Os temores de que o governo Jair Bolsonaro embarque em uma onda de medidas "populistas" cresceu em meio aos debates em torno da prorrogação do auxílio emergencial por aprovação de crédito suplementar no Congresso (fora do teto de gastos). Seria um atalho para aumentar os benefícios sociais sem depender exclusivamente do Auxílio Brasil, cuja fonte de financiamento está atrelada à aprovação da PEC dos Precatórios e da reforma do Imposto de Renda, que claudica no Senado.
As investidas do presidente da Câmara, Arthur Lira (PP-AL), contra a alta dos preços dos combustíveis, justamente no dia em que a Petrobras reajustou o valor do óleo diesel, também fazem soar os alarmes do "populismo". Em evento no período da tarde, Lira, ao lado de Bolsonaro, jogou a responsabilidade pelo preço dos combustíveis no colo dos governadores, alinhando-se ao discurso do presidente. "Sabe o que é que faz o combustível ficar caro? São os impostos estaduais", disse Lira, acrescentando que o Congresso vai debater um projeto para fixar valor do ICMS. Bolsonaro, que na segunda havia dito que o "remédio para combater a inflação não pode ser só aumentar a taxa de juros", afirmou que ficou feliz em ouvir as palavras de Lira e que a alta dos combustíveis "é o problema do dia".

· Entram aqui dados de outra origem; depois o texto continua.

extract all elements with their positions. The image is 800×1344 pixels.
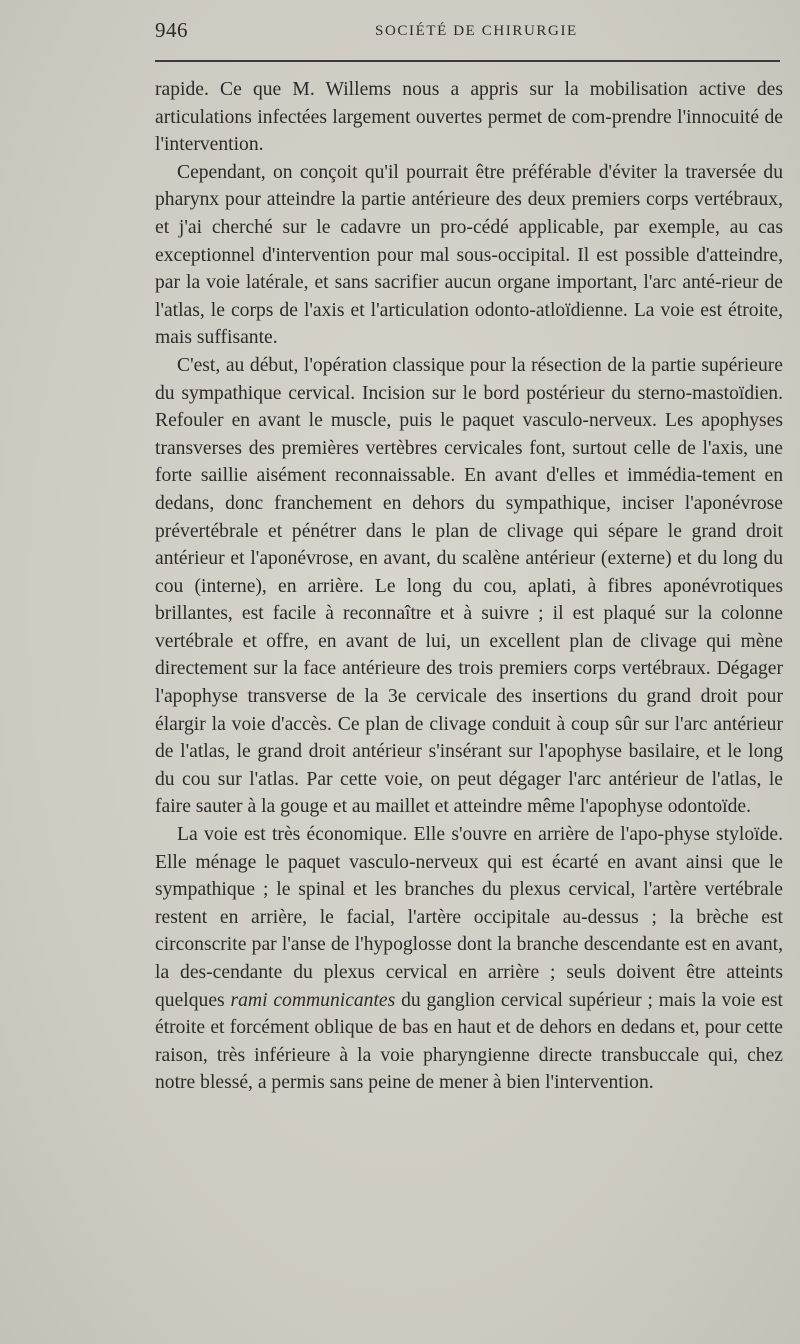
page-number: 946 (155, 18, 188, 42)
paragraph-2: Cependant, on conçoit qu'il pourrait être préférable d'éviter la traversée du pharynx pour atteindre la partie antérieure des deux premiers corps vertébraux, et j'ai cherché sur le cadavre un pro-cédé applicable, par exemple, au cas exceptionnel d'intervention pour mal sous-occipital. Il est possible d'atteindre, par la voie latérale, et sans sacrifier aucun organe important, l'arc anté-rieur de l'atlas, le corps de l'axis et l'articulation odonto-atloïdienne. La voie est étroite, mais suffisante. (155, 161, 783, 349)
page-header (155, 18, 785, 46)
paragraph-1: rapide. Ce que M. Willems nous a appris sur la mobilisation active des articulations infectées largement ouvertes permet de com-prendre l'innocuité de l'intervention. (155, 79, 783, 156)
body-text (155, 76, 783, 1097)
paragraph-3: C'est, au début, l'opération classique pour la résection de la partie supérieure du sympathique cervical. Incision sur le bord postérieur du sterno-mastoïdien. Refouler en avant le muscle, puis le paquet vasculo-nerveux. Les apophyses transverses des premières vertèbres cervicales font, surtout celle de l'axis, une forte saillie aisément reconnaissable. En avant d'elles et immédia-tement en dedans, donc franchement en dehors du sympathique, inciser l'aponévrose prévertébrale et pénétrer dans le plan de clivage qui sépare le grand droit antérieur et l'aponévrose, en avant, du scalène antérieur (externe) et du long du cou (interne), en arrière. Le long du cou, aplati, à fibres aponévrotiques brillantes, est facile à reconnaître et à suivre ; il est plaqué sur la colonne vertébrale et offre, en avant de lui, un excellent plan de clivage qui mène directement sur la face antérieure des trois premiers corps vertébraux. Dégager l'apophyse transverse de la 3e cervicale des insertions du grand droit pour élargir la voie d'accès. Ce plan de clivage conduit à coup sûr sur l'arc antérieur de l'atlas, le grand droit antérieur s'insérant sur l'apophyse basilaire, et le long du cou sur l'atlas. Par cette voie, on peut dégager l'arc antérieur de l'atlas, le faire sauter à la gouge et au maillet et atteindre même l'apophyse odontoïde. (155, 354, 783, 818)
header-rule (155, 60, 780, 62)
running-title: SOCIÉTÉ DE CHIRURGIE (375, 23, 578, 39)
paragraph-4-start: La voie est très économique. Elle s'ouvre en arrière de l'apo-physe styloïde. Elle ménage le paquet vasculo-nerveux qui est écarté en avant ainsi que le sympathique ; le spinal et les branches du plexus cervical, l'artère vertébrale restent en arrière, le facial, l'artère occipitale au-dessus ; la brèche est circonscrite par l'anse de l'hypoglosse dont la branche descendante est en avant, la des-cendante du plexus cervical en arrière ; seuls doivent être atteints quelques (155, 824, 783, 1011)
paragraph-4-end: du ganglion cervical supérieur ; mais la voie est étroite et forcément oblique de bas en haut et de dehors en dedans et, pour cette raison, très inférieure à la voie pharyngienne directe transbuccale qui, chez notre blessé, a permis sans peine de mener à bien l'intervention. (155, 989, 783, 1094)
italic-term: rami communicantes (230, 989, 396, 1011)
paragraph-4 (155, 821, 783, 1097)
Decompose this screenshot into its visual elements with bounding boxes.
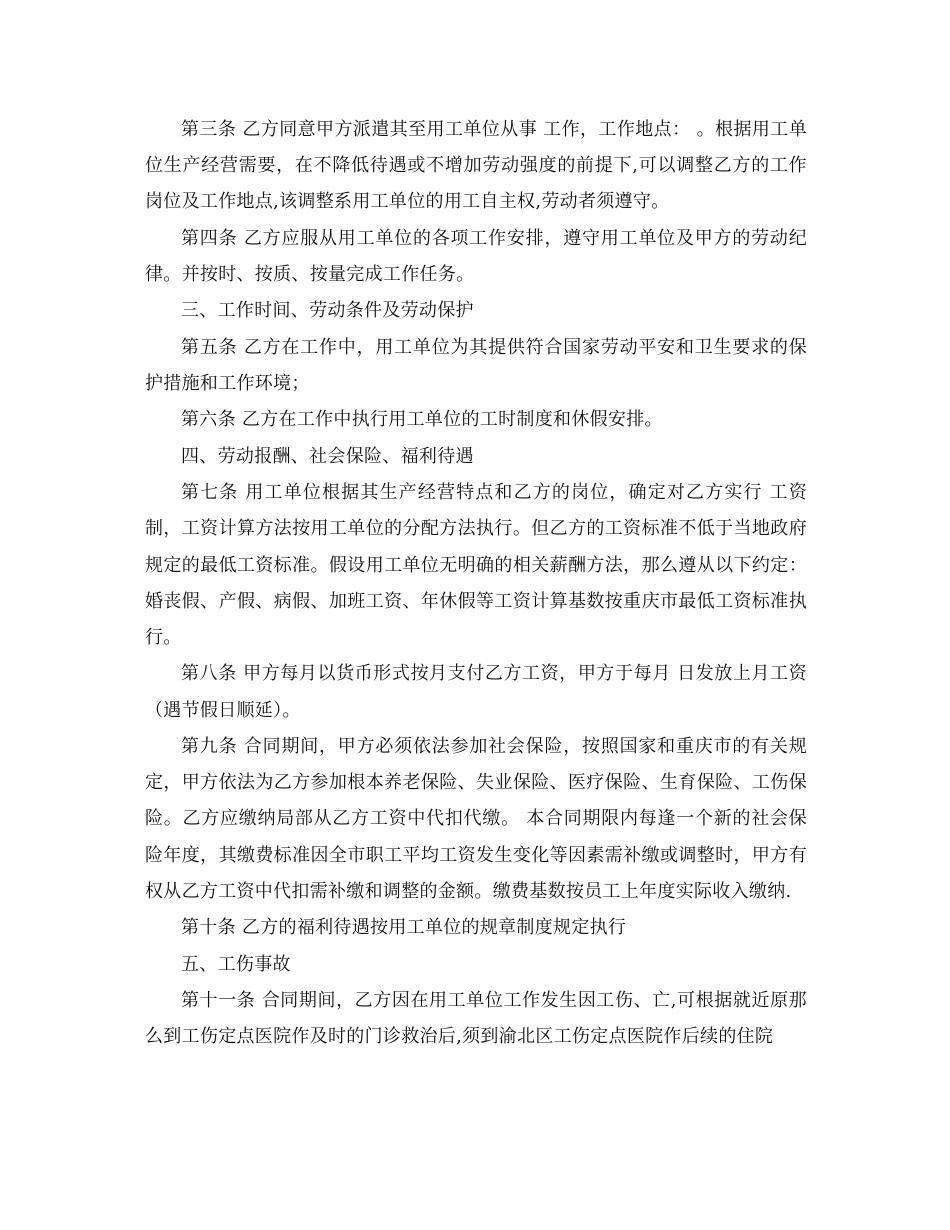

À crescente deterioração do quadro interno se soma um ambiente externo cada vez mais desafiador. A inflação acelera no mundo em meio a uma crise energética e pipocam sinais de perda de fôlego da atividade justamente no momento em que os Banco Centrais dos países desenvolvidos dão sinais de tirar o pé do acelerador.
Declarações de dirigentes do Federal Reserve na segunda-feira e nesta terça mostram que o início do "tapering" deve vir mesmo em novembro. Crescem as apostas em alta dos juros nos EUA já no segundo semestre de 2022, o que dá fôlego às taxas dos Treasuries e ao dólar. O yield da T-note de 10 anos superou nesta terça o teto psicológico de 1,5%. Há também a novela em torno da elevação do teto de gastos americano, em meio a alertas de Janet Yellen, ex-presidente do Federal Reserve e atual secretária do Tesouro dos EUA, dos efeitos de paralisação parcial do governo (shutdown) e de um eventual default da dívida
"A ala 'hawkish' ganha terreno no Federal Reserve, e a inflação pode permanecer elevada por mais tempo do que se imaginava, a tal ponto que se vislumbre um aumento mínimo de duas altas de 0,25 p.p. do juro no segundo semestre de 2022", afirma Velho, da JF Trust.
Não bastasse o enxugamento da liquidez global com o tapering, os ativos emergentes, como o real, sofrem com o risco de desaceleração da China, às voltas com os desdobramentos do caso Evergrande sobre o setor imobiliário e cortes de energia, por causa da redução de estoques de carvão. Um pouso forçado da economia chinesa é má notícia para os preços das commodities e, por tabela, para a moeda brasileira.